# what happened to camillus



## jbosman1013 (May 5, 2007)

tried going to their sight about 2 weeks ago and it said "this sight has been closed" did they go out of business


----------



## Lmtfi (May 6, 2007)

From Wikipedia: "The Camillus Cutlery factory closed on February 28th, 2007. The company cites inability to compete with foreign markets as its reason for closing. "


----------



## 276 (May 6, 2007)

i could find out since my job sells there knives


----------



## carrot (May 6, 2007)

There was this whole fiasco with the Camillus employees that pretty much destabilized the entire operation. See the Camillus forum at BladeForums.com for more...


----------



## jbosman1013 (May 6, 2007)

its sad to hear about a good old knife company going under because of something stupid


----------



## vic2367 (May 7, 2007)

sad,,,,


----------



## Sharpdogs (May 7, 2007)

One of the saddest moments in knife history. Here's a link.


Camillus Closing


----------



## Lmtfi (May 7, 2007)

A six month employee strike can break the back of most companies.


----------



## 276 (May 9, 2007)

damn that sucks, when i first found out i tried there phone number but it doesn't work. i only have one knife by them and i love it, i use it everyday at work


----------



## Cowbiker (May 18, 2007)

Ugh, I was really hoping to get my hands on a Becker Necker, talk about a bang for the buck utility blade.


----------



## dmz (May 19, 2007)

When will the foreign company restart Camillus? I know you guys will hate it but at least there will still be a warranty, repair, parts available.


----------



## jsr (May 19, 2007)

Really sad. Their knives were really great.

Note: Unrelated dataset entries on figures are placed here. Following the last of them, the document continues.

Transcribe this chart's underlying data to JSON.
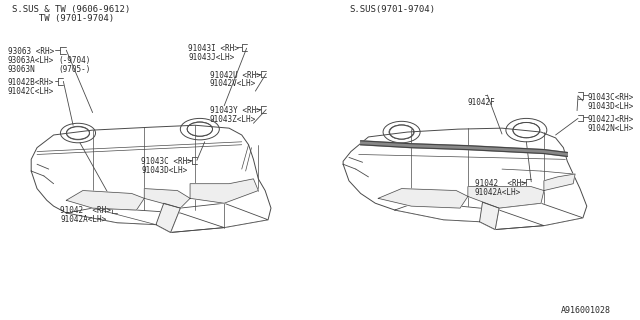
{
  "bg_color": "#ffffff",
  "line_color": "#4a4a4a",
  "text_color": "#2a2a2a",
  "title_left1": "S.SUS & TW (9606-9612)",
  "title_left2": "     TW (9701-9704)",
  "title_right": "S.SUS(9701-9704)",
  "footer": "A916001028",
  "font_size": 5.5,
  "title_font_size": 6.5,
  "footer_font_size": 6.0
}
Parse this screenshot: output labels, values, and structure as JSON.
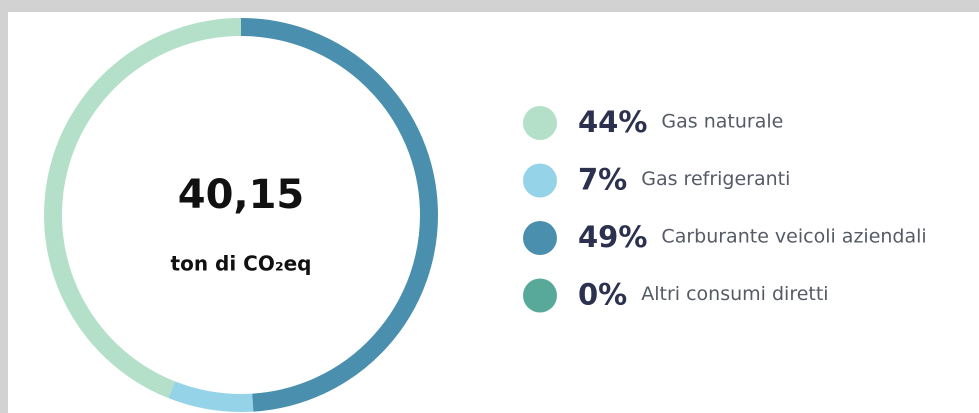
{
  "chart_data": {
    "type": "donut",
    "center_value": "40,15",
    "center_label": "ton di CO₂eq",
    "categories": [
      "Gas naturale",
      "Gas refrigeranti",
      "Carburante veicoli aziendali",
      "Altri consumi diretti"
    ],
    "values": [
      44,
      7,
      49,
      0
    ],
    "value_labels": [
      "44%",
      "7%",
      "49%",
      "0%"
    ],
    "colors": [
      "#b4e0c9",
      "#95d3e8",
      "#4a8fae",
      "#58a99a"
    ],
    "direction": "counterclockwise",
    "legend": "right"
  }
}
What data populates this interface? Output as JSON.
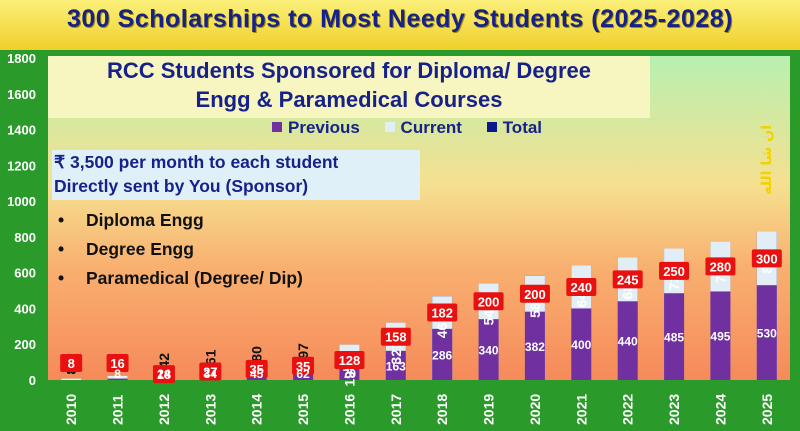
{
  "banner": {
    "title": "300 Scholarships to Most Needy Students (2025-2028)"
  },
  "subtitle": {
    "line1": "RCC Students Sponsored for Diploma/ Degree",
    "line2": "Engg &  Paramedical Courses"
  },
  "sponsor_note": {
    "line1": "₹ 3,500 per month to each student",
    "line2": "Directly sent by You (Sponsor)"
  },
  "courses": [
    "Diploma Engg",
    "Degree Engg",
    "Paramedical (Degree/ Dip)"
  ],
  "bullet": "•",
  "colors": {
    "previous": "#7030a0",
    "current": "#e2eef6",
    "total": "#0a1a8c",
    "current_label_bg": "#e81010",
    "banner_text": "#16228a",
    "axis_text": "#ffffff",
    "inshallah_text": "#f2d200"
  },
  "inshallah": "ان شا الله",
  "chart_data": {
    "type": "bar",
    "stacked": true,
    "categories": [
      "2010",
      "2011",
      "2012",
      "2013",
      "2014",
      "2015",
      "2016",
      "2017",
      "2018",
      "2019",
      "2020",
      "2021",
      "2022",
      "2023",
      "2024",
      "2025"
    ],
    "series": [
      {
        "name": "Previous",
        "values": [
          0,
          8,
          24,
          34,
          45,
          62,
          70,
          163,
          286,
          340,
          382,
          400,
          440,
          485,
          495,
          530
        ]
      },
      {
        "name": "Current",
        "values": [
          8,
          16,
          18,
          27,
          35,
          35,
          128,
          158,
          182,
          200,
          200,
          240,
          245,
          250,
          280,
          300
        ]
      },
      {
        "name": "Total",
        "values": [
          8,
          24,
          42,
          61,
          80,
          97,
          198,
          321,
          468,
          540,
          582,
          640,
          685,
          735,
          775,
          830
        ]
      }
    ],
    "ylim": [
      0,
      1800
    ],
    "yticks": [
      0,
      200,
      400,
      600,
      800,
      1000,
      1200,
      1400,
      1600,
      1800
    ],
    "legend_position": "top",
    "grid": false
  }
}
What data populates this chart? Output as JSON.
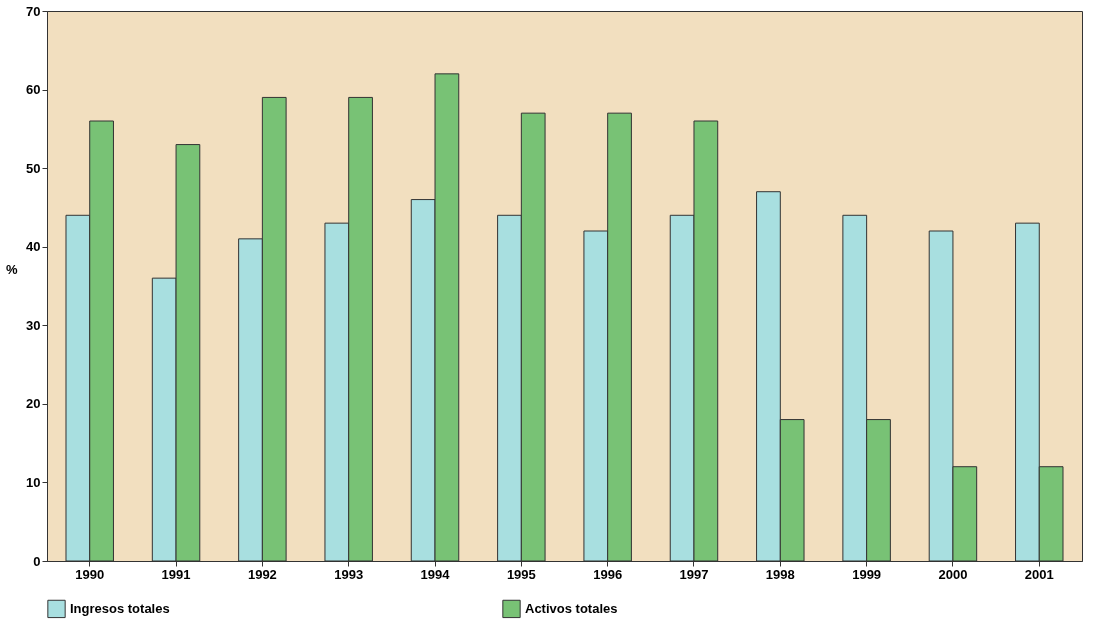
{
  "chart_data": {
    "type": "bar",
    "ylabel": "%",
    "categories": [
      "1990",
      "1991",
      "1992",
      "1993",
      "1994",
      "1995",
      "1996",
      "1997",
      "1998",
      "1999",
      "2000",
      "2001"
    ],
    "series": [
      {
        "name": "Ingresos totales",
        "color": "#a8dfe0",
        "values": [
          44,
          36,
          41,
          43,
          46,
          44,
          42,
          44,
          47,
          44,
          42,
          43
        ]
      },
      {
        "name": "Activos totales",
        "color": "#78c275",
        "values": [
          56,
          53,
          59,
          59,
          62,
          57,
          57,
          56,
          18,
          18,
          12,
          12
        ]
      }
    ],
    "ylim": [
      0,
      70
    ],
    "yticks": [
      0,
      10,
      20,
      30,
      40,
      50,
      60,
      70
    ],
    "grid": false,
    "legend": "bottom"
  }
}
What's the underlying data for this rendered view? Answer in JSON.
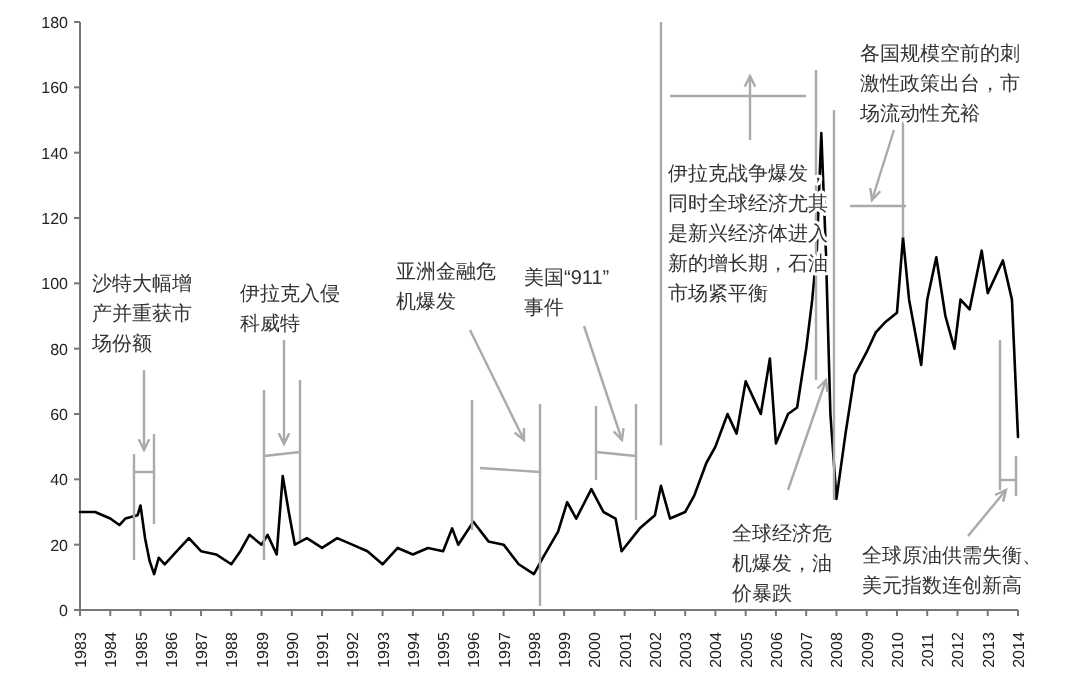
{
  "chart_data": {
    "type": "line",
    "x": [
      1983,
      1983.5,
      1984,
      1984.3,
      1984.5,
      1984.9,
      1985.0,
      1985.15,
      1985.3,
      1985.45,
      1985.6,
      1985.8,
      1986.2,
      1986.6,
      1987,
      1987.5,
      1988,
      1988.3,
      1988.6,
      1989,
      1989.2,
      1989.5,
      1989.7,
      1989.9,
      1990.1,
      1990.5,
      1991,
      1991.5,
      1992,
      1992.5,
      1993,
      1993.5,
      1994,
      1994.5,
      1995,
      1995.3,
      1995.5,
      1996,
      1996.5,
      1997,
      1997.5,
      1998,
      1998.3,
      1998.8,
      1999.1,
      1999.4,
      1999.9,
      2000.3,
      2000.7,
      2000.9,
      2001.5,
      2002,
      2002.2,
      2002.5,
      2003,
      2003.3,
      2003.7,
      2004,
      2004.4,
      2004.7,
      2005,
      2005.5,
      2005.8,
      2006.0,
      2006.4,
      2006.7,
      2007.0,
      2007.2,
      2007.35,
      2007.5,
      2007.65,
      2007.8,
      2008.0,
      2008.3,
      2008.6,
      2009.0,
      2009.3,
      2009.6,
      2010.0,
      2010.2,
      2010.4,
      2010.8,
      2011.0,
      2011.3,
      2011.6,
      2011.9,
      2012.1,
      2012.4,
      2012.8,
      2013.0,
      2013.5,
      2013.8,
      2014.0
    ],
    "series": [
      {
        "color": "#000000",
        "values": [
          30,
          30,
          28,
          26,
          28,
          29,
          32,
          22,
          15,
          11,
          16,
          14,
          18,
          22,
          18,
          17,
          14,
          18,
          23,
          20,
          23,
          17,
          41,
          30,
          20,
          22,
          19,
          22,
          20,
          18,
          14,
          19,
          17,
          19,
          18,
          25,
          20,
          27,
          21,
          20,
          14,
          11,
          16,
          24,
          33,
          28,
          37,
          30,
          28,
          18,
          25,
          29,
          38,
          28,
          30,
          35,
          45,
          50,
          60,
          54,
          70,
          60,
          77,
          51,
          60,
          62,
          80,
          95,
          110,
          146,
          110,
          60,
          34,
          54,
          72,
          79,
          85,
          88,
          91,
          114,
          95,
          75,
          95,
          108,
          90,
          80,
          95,
          92,
          110,
          97,
          107,
          95,
          53
        ]
      }
    ],
    "xlim": [
      1983,
      2014
    ],
    "xticks": [
      1983,
      1984,
      1985,
      1986,
      1987,
      1988,
      1989,
      1990,
      1991,
      1992,
      1993,
      1994,
      1995,
      1996,
      1997,
      1998,
      1999,
      2000,
      2001,
      2002,
      2003,
      2004,
      2005,
      2006,
      2007,
      2008,
      2009,
      2010,
      2011,
      2012,
      2013,
      2014
    ],
    "ylim": [
      0,
      180
    ],
    "yticks": [
      0,
      20,
      40,
      60,
      80,
      100,
      120,
      140,
      160,
      180
    ],
    "ref_lines": [
      {
        "axis": "x",
        "value": 2002.2,
        "color": "#aaaaaa"
      }
    ],
    "grid": false,
    "marker": "none",
    "line_style": "solid",
    "annotations": [
      "沙特大幅增产并重获市场份额",
      "伊拉克入侵科威特",
      "亚洲金融危机爆发",
      "美国“911”事件",
      "伊拉克战争爆发，同时全球经济尤其是新兴经济体进入新的增长期，石油市场紧平衡",
      "全球经济危机爆发，油价暴跌",
      {
        "text": "各国规模空前的刺激性政策出台，市场流动性充裕",
        "x": 2010.2,
        "y": 114
      },
      "全球原油供需失衡、美元指数连创新高"
    ]
  }
}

I just picked up a Camillus Heat (along with previous Camilluses I already had) and it's such a great knife.


----------



## 270winchester (May 19, 2007)

RIP Camillus, I have a Dominator from them, the best knife I ever had.

Never gonna buy a foreign made knife, or light for that matter, again.


----------



## sejvaar (May 19, 2007)

270winchester said:


> Never gonna buy a foreign made knife, or light for that matter, again.



Even most companies we think are USA only have some or all of their part/labor outsourced to foreign countries. 

Custom shops are about the only pure American places you can buy and even they get their supplies out of the country often.


----------



## 270winchester (May 20, 2007)

sejvaar said:


> Even most companies we think are USA only have some or all of their part/labor outsourced to foreign countries.
> 
> Custom shops are about the only pure American places you can buy and even they get their supplies out of the country often.



tell that to workers at Camillus.


----------



## sejvaar (May 20, 2007)

They dont need me to tell them,,,they are experiencing the realities of it.


----------



## Lmtfi (May 20, 2007)

Its not like the Cammilus workers didn't have a strong hand in the company's demise. A 6 month strike? How many companies can survive that?

IMO - if I go on strike for 6 months I have no basis for complaint for being unemployed.


----------



## The Hobbit (May 20, 2007)

Yeah, the whole thing makes me sad.:mecry: As usual, the workers got screwed. The company missed the last payment to the workers retirement fund. Some of those guys had over 30 years in. :sigh: From what I've read, the owners freaked out when Schrade went under, and pretty much took the money and ran. Mr. Becker is trying to get his designs back through the courts, so somebody elce can make them. I too wonder what will happen to the name/trademarks. I had a BK-9, and a Madd Maxx. Sold them like an idiot.


----------



## Abrams.357 (May 20, 2007)

When ever i drive by (i live in jamesville) i get angry at forign companies and the taxes in NY


----------



## Paladin (Sep 8, 2007)

RIP. At least I still have some reminders.

Paladin


----------